BANGKOK (AP) — Asian stocks slid Tuesday as investors, particularly those investing in up-and-coming markets, braced for the possible phaseout of a U.S. central bank stimulus program that has boosted stock prices worldwide.
Stock benchmarks and currencies in emerging economies such as India and Indonesia have been hammered as funds flowed out of their stock markets in anticipation the Federal Reserve will start reducing its extraordinary support for the U.S. economy.
Indonesia's benchmark index, which dived 5 percent on Monday, tacked on another 4.1 percent in losses by midday Tuesday. India's Sensex fell 0.8 percent after dropping 5.6 percent in the previous two sessions.
The idea behind the Fed's "quantitative easing" program of government bond purchases and super low interest rates was to spur borrowing and investment through easy access to liquidity.

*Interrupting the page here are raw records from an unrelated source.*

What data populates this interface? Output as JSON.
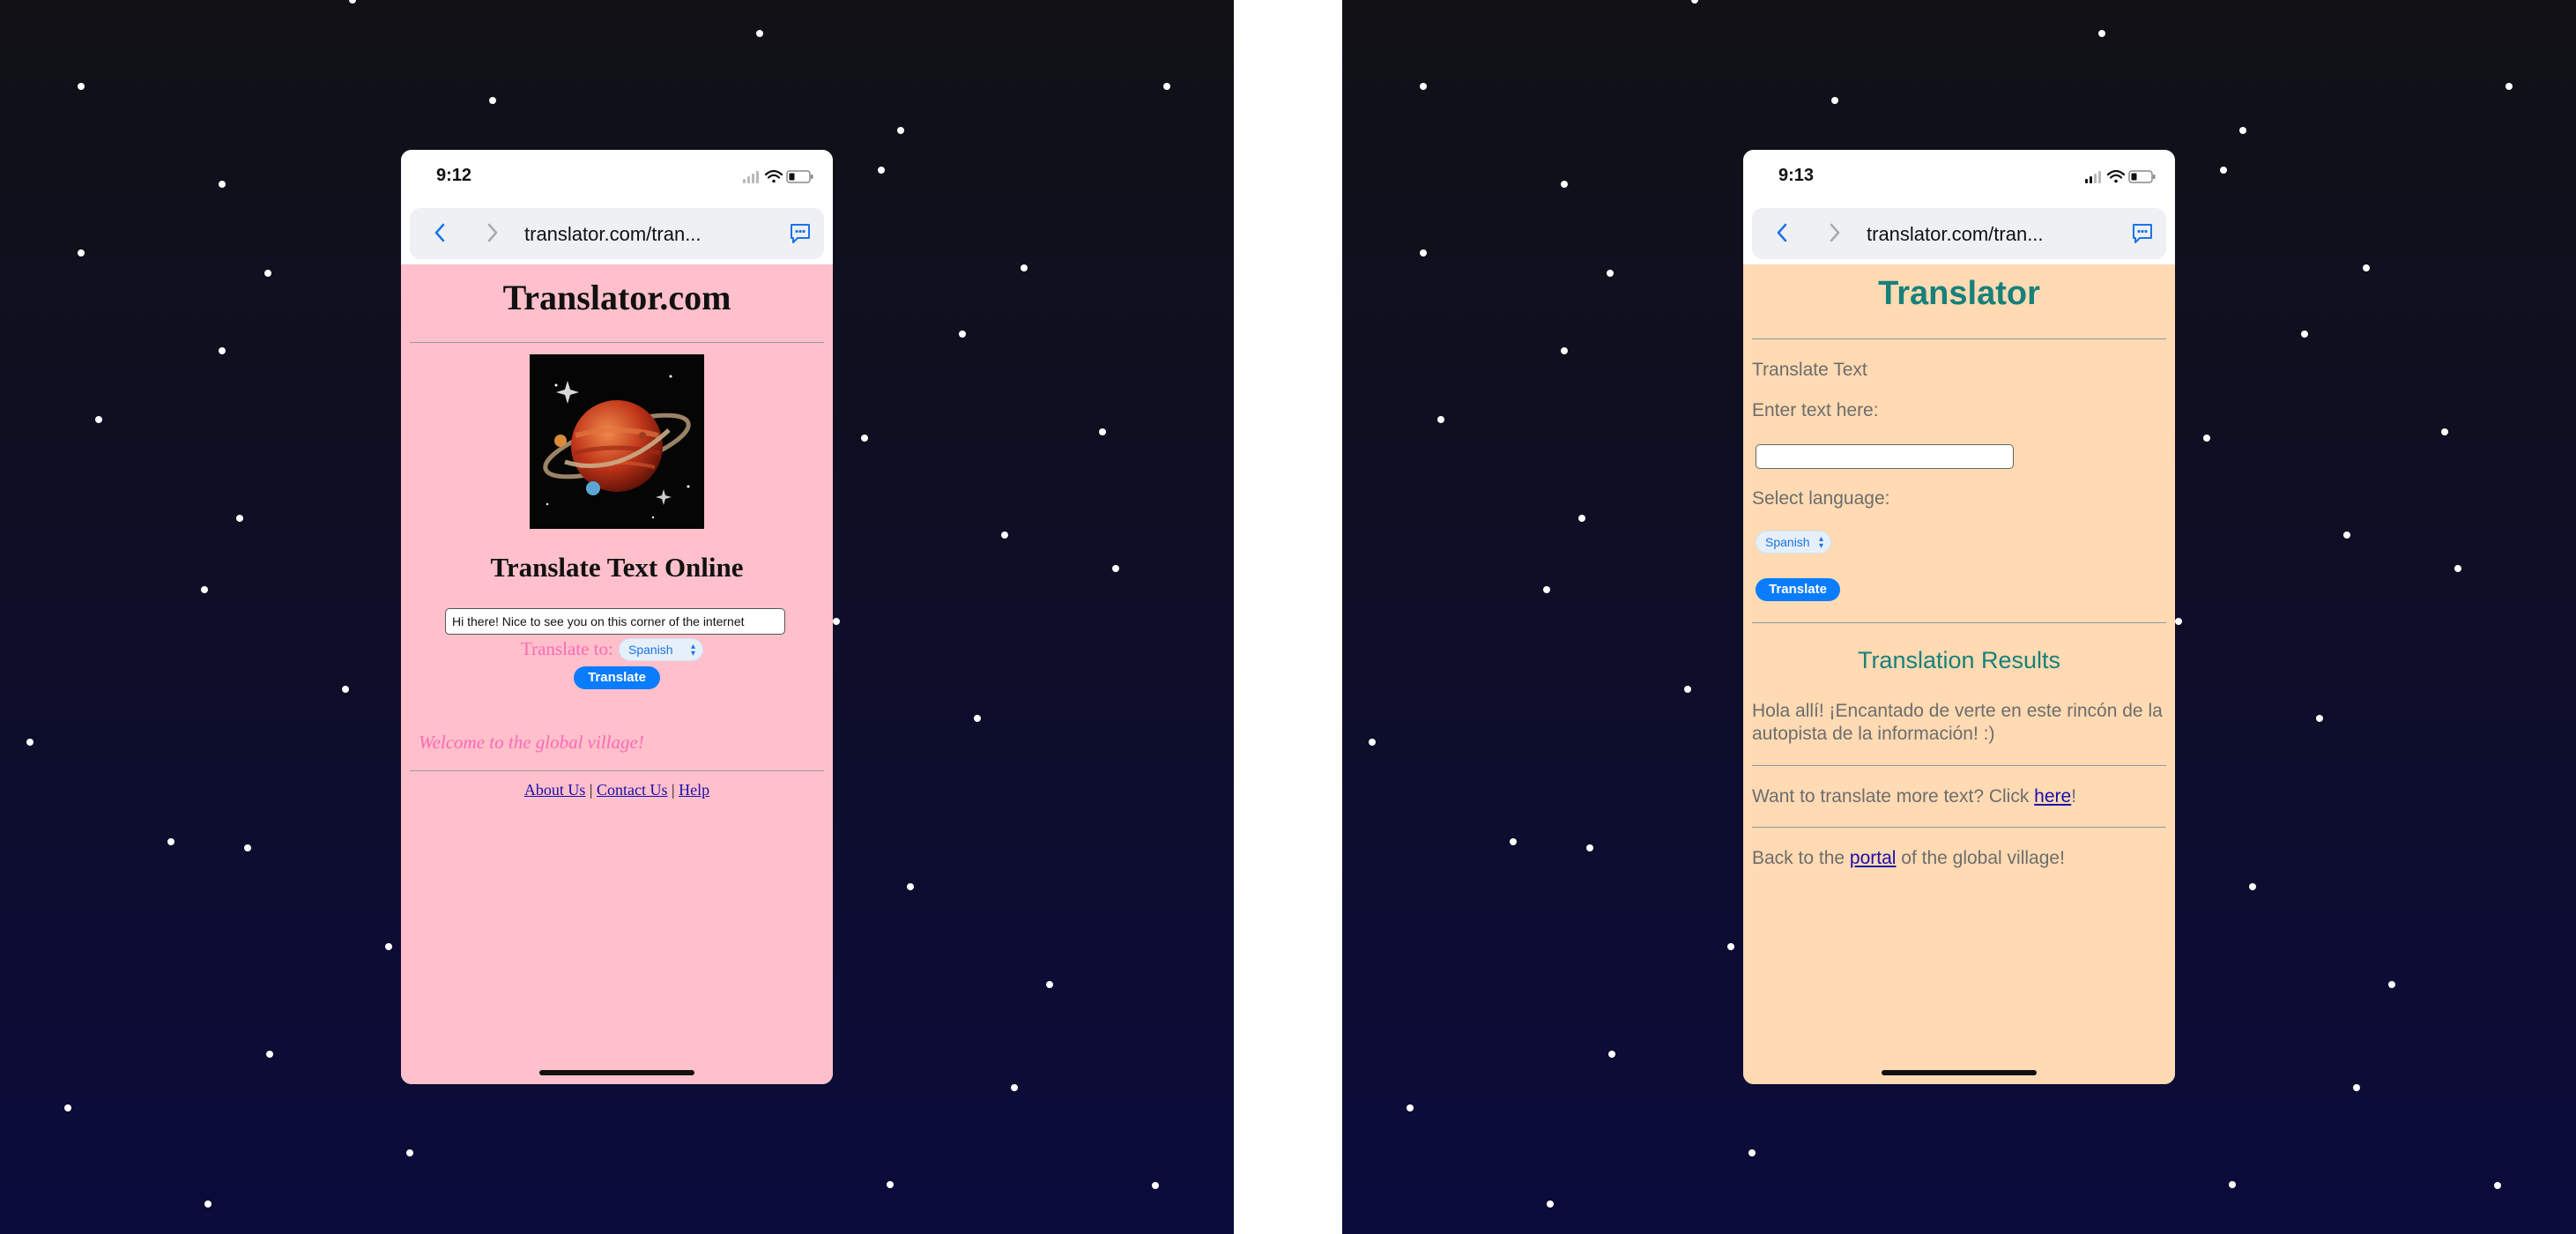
{
  "colors": {
    "left_page_background": "#ffc0cb",
    "right_page_background": "#ffdab3",
    "accent_pink": "#ff69b4",
    "accent_teal": "#17807a",
    "button_blue": "#0a7cff",
    "link_color": "#1a0dab"
  },
  "left_phone": {
    "status_bar": {
      "time": "9:12",
      "icons": [
        "signal-icon",
        "wifi-icon",
        "battery-icon"
      ]
    },
    "browser": {
      "url": "translator.com/tran...",
      "icons": [
        "back-chevron-icon",
        "forward-chevron-icon",
        "reader-icon"
      ]
    },
    "page": {
      "title": "Translator.com",
      "heading": "Translate Text Online",
      "input_value": "Hi there! Nice to see you on this corner of the internet",
      "translate_to_label": "Translate to:",
      "language": "Spanish",
      "button": "Translate",
      "welcome": "Welcome to the global village!",
      "footer": {
        "about": "About Us",
        "sep1": " | ",
        "contact": "Contact Us",
        "sep2": " | ",
        "help": "Help"
      }
    }
  },
  "right_phone": {
    "status_bar": {
      "time": "9:13",
      "icons": [
        "signal-icon",
        "wifi-icon",
        "battery-icon"
      ]
    },
    "browser": {
      "url": "translator.com/tran...",
      "icons": [
        "back-chevron-icon",
        "forward-chevron-icon",
        "reader-icon"
      ]
    },
    "page": {
      "title": "Translator",
      "section_label": "Translate Text",
      "input_label": "Enter text here:",
      "input_value": "",
      "language_label": "Select language:",
      "language": "Spanish",
      "button": "Translate",
      "results_heading": "Translation Results",
      "translation": "Hola allí! ¡Encantado de verte en este rincón de la autopista de la información! :)",
      "more": {
        "prefix": "Want to translate more text? Click ",
        "link": "here",
        "suffix": "!"
      },
      "back": {
        "prefix": "Back to the ",
        "link": "portal",
        "suffix": " of the global village!"
      }
    }
  }
}
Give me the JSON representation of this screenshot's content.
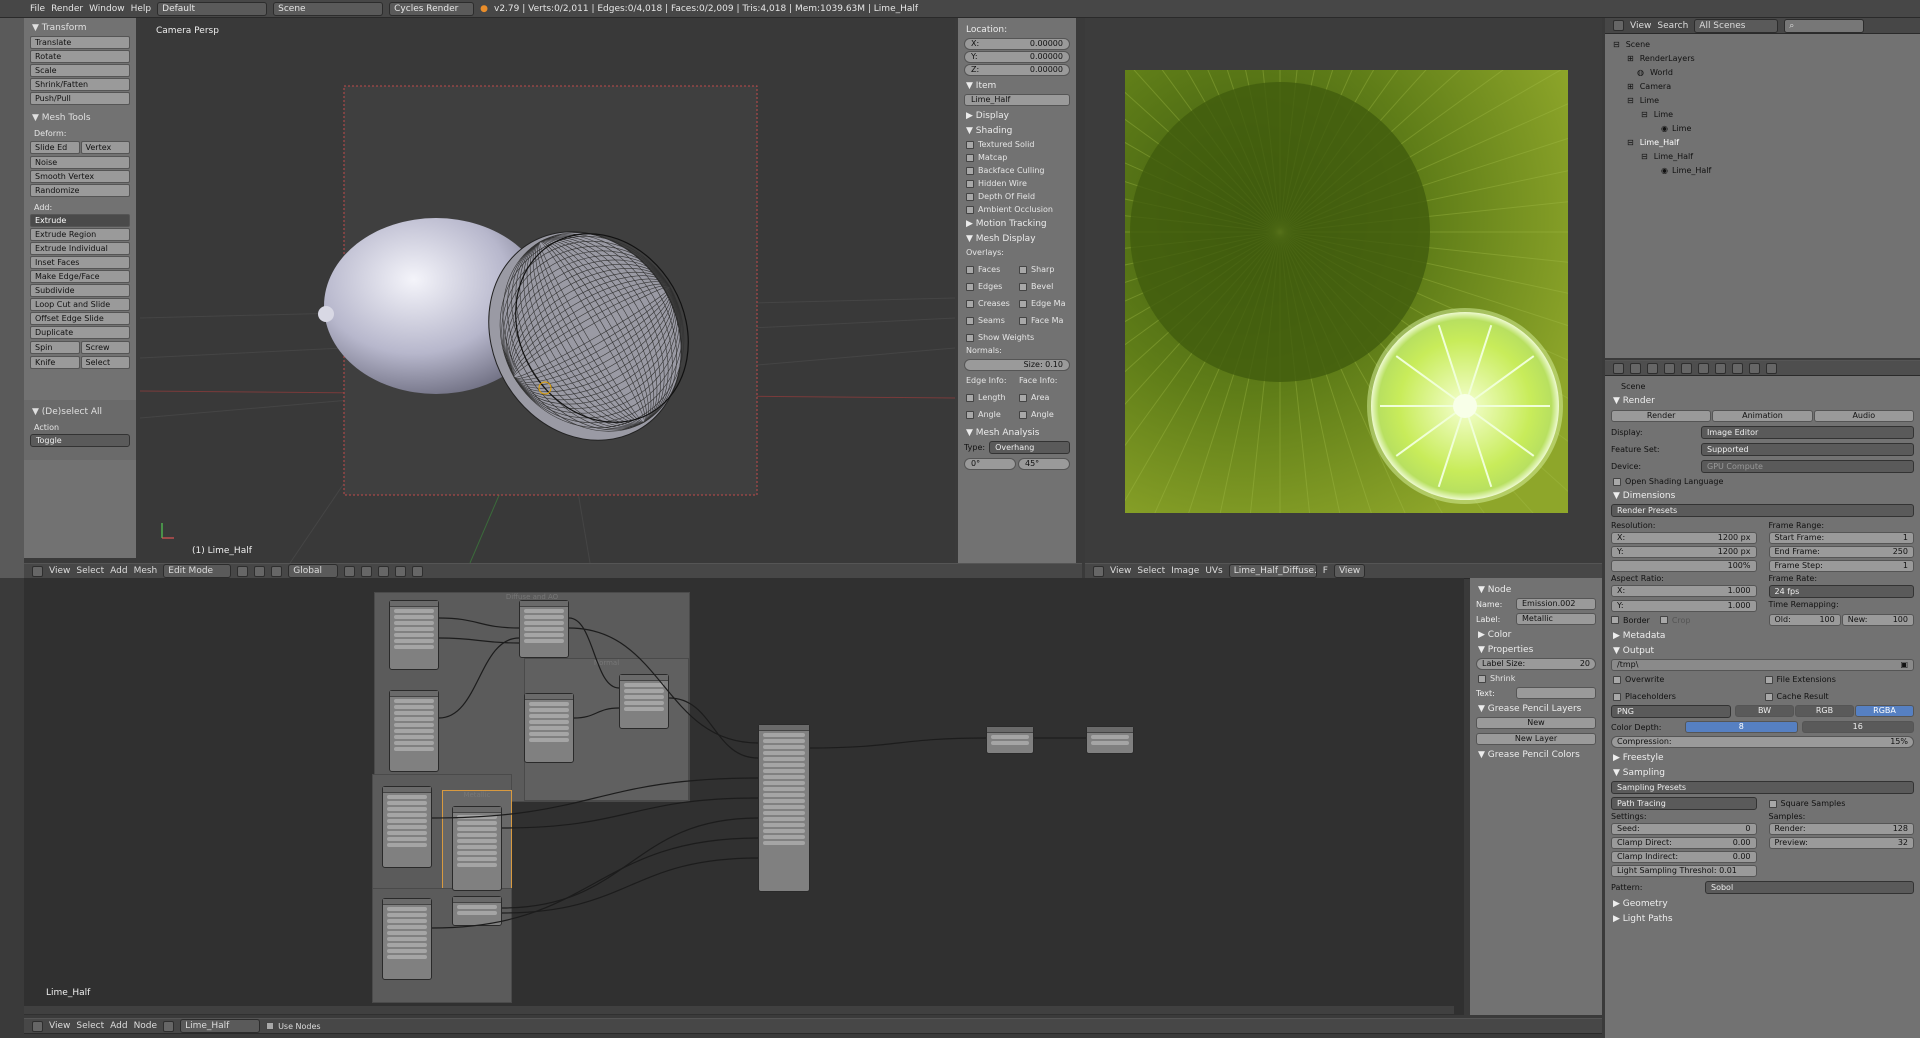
{
  "topbar": {
    "menus": [
      "File",
      "Render",
      "Window",
      "Help"
    ],
    "layout": "Default",
    "scene": "Scene",
    "engine": "Cycles Render",
    "stats": "v2.79 | Verts:0/2,011 | Edges:0/4,018 | Faces:0/2,009 | Tris:4,018 | Mem:1039.63M | Lime_Half"
  },
  "tools": {
    "transform_title": "Transform",
    "transform_buttons": [
      "Translate",
      "Rotate",
      "Scale",
      "Shrink/Fatten",
      "Push/Pull"
    ],
    "mesh_title": "Mesh Tools",
    "deform_label": "Deform:",
    "slide_edge": "Slide Ed",
    "vertex": "Vertex",
    "deform_buttons": [
      "Noise",
      "Smooth Vertex",
      "Randomize"
    ],
    "add_label": "Add:",
    "extrude": "Extrude",
    "add_buttons": [
      "Extrude Region",
      "Extrude Individual",
      "Inset Faces",
      "Make Edge/Face",
      "Subdivide",
      "Loop Cut and Slide",
      "Offset Edge Slide",
      "Duplicate"
    ],
    "spin": "Spin",
    "screw": "Screw",
    "knife": "Knife",
    "select": "Select",
    "deselect_all": "(De)select All",
    "action_label": "Action",
    "action_value": "Toggle"
  },
  "viewport": {
    "title": "Camera Persp",
    "object": "(1) Lime_Half",
    "header_menus": [
      "View",
      "Select",
      "Add",
      "Mesh"
    ],
    "mode": "Edit Mode",
    "orientation": "Global"
  },
  "npanel": {
    "location_title": "Location:",
    "x": "X:",
    "x_val": "0.00000",
    "y": "Y:",
    "y_val": "0.00000",
    "z": "Z:",
    "z_val": "0.00000",
    "item_title": "Item",
    "item_name": "Lime_Half",
    "display": "Display",
    "shading": "Shading",
    "shading_checks": [
      "Textured Solid",
      "Matcap",
      "Backface Culling",
      "Hidden Wire",
      "Depth Of Field",
      "Ambient Occlusion"
    ],
    "motion_tracking": "Motion Tracking",
    "mesh_display": "Mesh Display",
    "overlays": "Overlays:",
    "faces": "Faces",
    "sharp": "Sharp",
    "edges": "Edges",
    "bevel": "Bevel",
    "creases": "Creases",
    "edge_ma": "Edge Ma",
    "seams": "Seams",
    "face_ma": "Face Ma",
    "show_weights": "Show Weights",
    "normals": "Normals:",
    "size": "Size: 0.10",
    "edge_info": "Edge Info:",
    "face_info": "Face Info:",
    "length": "Length",
    "area": "Area",
    "angle1": "Angle",
    "angle2": "Angle",
    "mesh_analysis": "Mesh Analysis",
    "type": "Type:",
    "overhang": "Overhang",
    "deg0": "0°",
    "deg45": "45°"
  },
  "image_header": {
    "menus": [
      "View",
      "Select",
      "Image",
      "UVs"
    ],
    "image": "Lime_Half_Diffuse.p...",
    "f": "F",
    "view": "View"
  },
  "outliner": {
    "menus": [
      "View",
      "Search"
    ],
    "scope": "All Scenes",
    "items": [
      "Scene",
      "RenderLayers",
      "World",
      "Camera",
      "Lime",
      "Lime",
      "Lime",
      "Lime_Half",
      "Lime_Half",
      "Lime_Half"
    ]
  },
  "props": {
    "scene": "Scene",
    "render": "Render",
    "render_btn": "Render",
    "animation_btn": "Animation",
    "audio_btn": "Audio",
    "display_label": "Display:",
    "display_val": "Image Editor",
    "feature_label": "Feature Set:",
    "feature_val": "Supported",
    "device_label": "Device:",
    "device_val": "GPU Compute",
    "osl": "Open Shading Language",
    "dimensions": "Dimensions",
    "render_presets": "Render Presets",
    "resolution": "Resolution:",
    "res_x": "X:",
    "res_x_val": "1200 px",
    "res_y": "Y:",
    "res_y_val": "1200 px",
    "res_pct": "100%",
    "frame_range": "Frame Range:",
    "start_frame": "Start Frame:",
    "start_val": "1",
    "end_frame": "End Frame:",
    "end_val": "250",
    "frame_step": "Frame Step:",
    "step_val": "1",
    "aspect": "Aspect Ratio:",
    "asp_x": "X:",
    "asp_x_val": "1.000",
    "asp_y": "Y:",
    "asp_y_val": "1.000",
    "frame_rate": "Frame Rate:",
    "fps": "24 fps",
    "time_remap": "Time Remapping:",
    "old": "Old:",
    "old_val": "100",
    "new": "New:",
    "new_val": "100",
    "border": "Border",
    "crop": "Crop",
    "metadata": "Metadata",
    "output": "Output",
    "path": "/tmp\\",
    "overwrite": "Overwrite",
    "file_ext": "File Extensions",
    "placeholders": "Placeholders",
    "cache_result": "Cache Result",
    "format": "PNG",
    "bw": "BW",
    "rgb": "RGB",
    "rgba": "RGBA",
    "color_depth": "Color Depth:",
    "depth8": "8",
    "depth16": "16",
    "compression": "Compression:",
    "compression_val": "15%",
    "freestyle": "Freestyle",
    "sampling": "Sampling",
    "sampling_presets": "Sampling Presets",
    "path_tracing": "Path Tracing",
    "square_samples": "Square Samples",
    "settings": "Settings:",
    "samples": "Samples:",
    "seed": "Seed:",
    "seed_val": "0",
    "render_s": "Render:",
    "render_s_val": "128",
    "clamp_direct": "Clamp Direct:",
    "clamp_direct_val": "0.00",
    "preview": "Preview:",
    "preview_val": "32",
    "clamp_indirect": "Clamp Indirect:",
    "clamp_indirect_val": "0.00",
    "light_thresh": "Light Sampling Threshol: 0.01",
    "pattern": "Pattern:",
    "pattern_val": "Sobol",
    "geometry": "Geometry",
    "light_paths": "Light Paths"
  },
  "node_editor": {
    "material": "Lime_Half",
    "menus": [
      "View",
      "Select",
      "Add",
      "Node"
    ],
    "use_nodes": "Use Nodes",
    "frame_label": "Diffuse and AO",
    "normal_label": "Normal",
    "metallic_label": "Metallic"
  },
  "node_side": {
    "node_title": "Node",
    "name_label": "Name:",
    "name_val": "Emission.002",
    "label_label": "Label:",
    "label_val": "Metallic",
    "color": "Color",
    "properties": "Properties",
    "label_size": "Label Size:",
    "label_size_val": "20",
    "shrink": "Shrink",
    "text": "Text:",
    "gp_layers": "Grease Pencil Layers",
    "new": "New",
    "new_layer": "New Layer",
    "gp_colors": "Grease Pencil Colors"
  }
}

It also sparked big gains in stocks markets.
"When they first rolled out the quantitative easing program several years ago, that created a lot of liquidity and it went into emerging markets, where investors were seeking higher returns," said Jackson Wong, vice president of Tanrich Securities in Hong Kong. "When the Fed starts to taper or scale back ... that would create the reverse effect of a few years ago, when funds were flowing into emerging markets and emerging markets were booming."
Traders were awaiting the release of the minutes from the Fed's July policy meeting for hints of whether and when the bank might begin cutting back on its bond-buying. Recent economic data and public statements by Fed policymakers have led to expectations that the Fed might begin winding down its $85 billion a month in purchases next month.
The focus will remain on the Fed on Thursday, when it starts its annual conference in Jackson Hole, Wyoming.
"The volatility these two events could cause to markets could see bond yields overshooting fair value, and equity markets logging five and six day losing streaks," said Evan Lucas of IG in Melbourne, Australia.
Japan's Nikkei 225 index fell 1.3 percent to 13,575.56. Hong Kong's Hang Seng dropped 1.5 percent to 22,120.54. Australia's S&P/ASX 200 lost 0.7 percent to 5,073.90. South Korea's Kospi fell 0.9 percent to 1,900.10.
A reduction in the Fed's bond purchases could contribute to lower bond prices and higher yields. That has sparked jitters among Wall Street investors, who fear higher lending costs could stifle economic recovery.
Stocks fell Monday as investors continued to sell bonds, pushing yields to multi-year highs. The yield on the 10-year Treasury note rose to 2.88 percent, the highest since July 2011. The Dow Jones industrial average fell 0.5 percent to close Monday at 15,010.74. The Standard & Poor's 500 dropped 0.6 percent, to 1,646.06. The Nasdaq composite fell 0.4 percent to 3,589.09.
Meanwhile, the deficit in Indonesia's current account — a broad measure of its trade and investment transactions with the rest of the world — also has been grabbing attention.
The current account deficit widened to 4.4 percent of gross domestic production in the second quarter of 2013, analysts said, as exports slumped and imports rose.
"The current account may remain in a structural deficit and persist for longer, unless commodity prices and demand recover more significantly," said analysts at Bank of America Merrill Lynch in a commentary.
Meanwhile, analysts at Credit Agricole CIB in Hong Kong called both Indonesia and India "vulnerable," and noted that Moody's decision to maintain a stable outlook on India's credit rating "is unlikely to change pressure on its assets."
Benchmark oil for September delivery was down 23 cents at $106.62 per barrel in electronic trading on the New York Mercantile Exchange. The contract closed down 36 cents to $107.10 on the Nymex on Monday.
In currencies, the dollar fell to 97.42 yen from 97.62 yen late Monday. The euro rose to $1.3347 from $1.3333.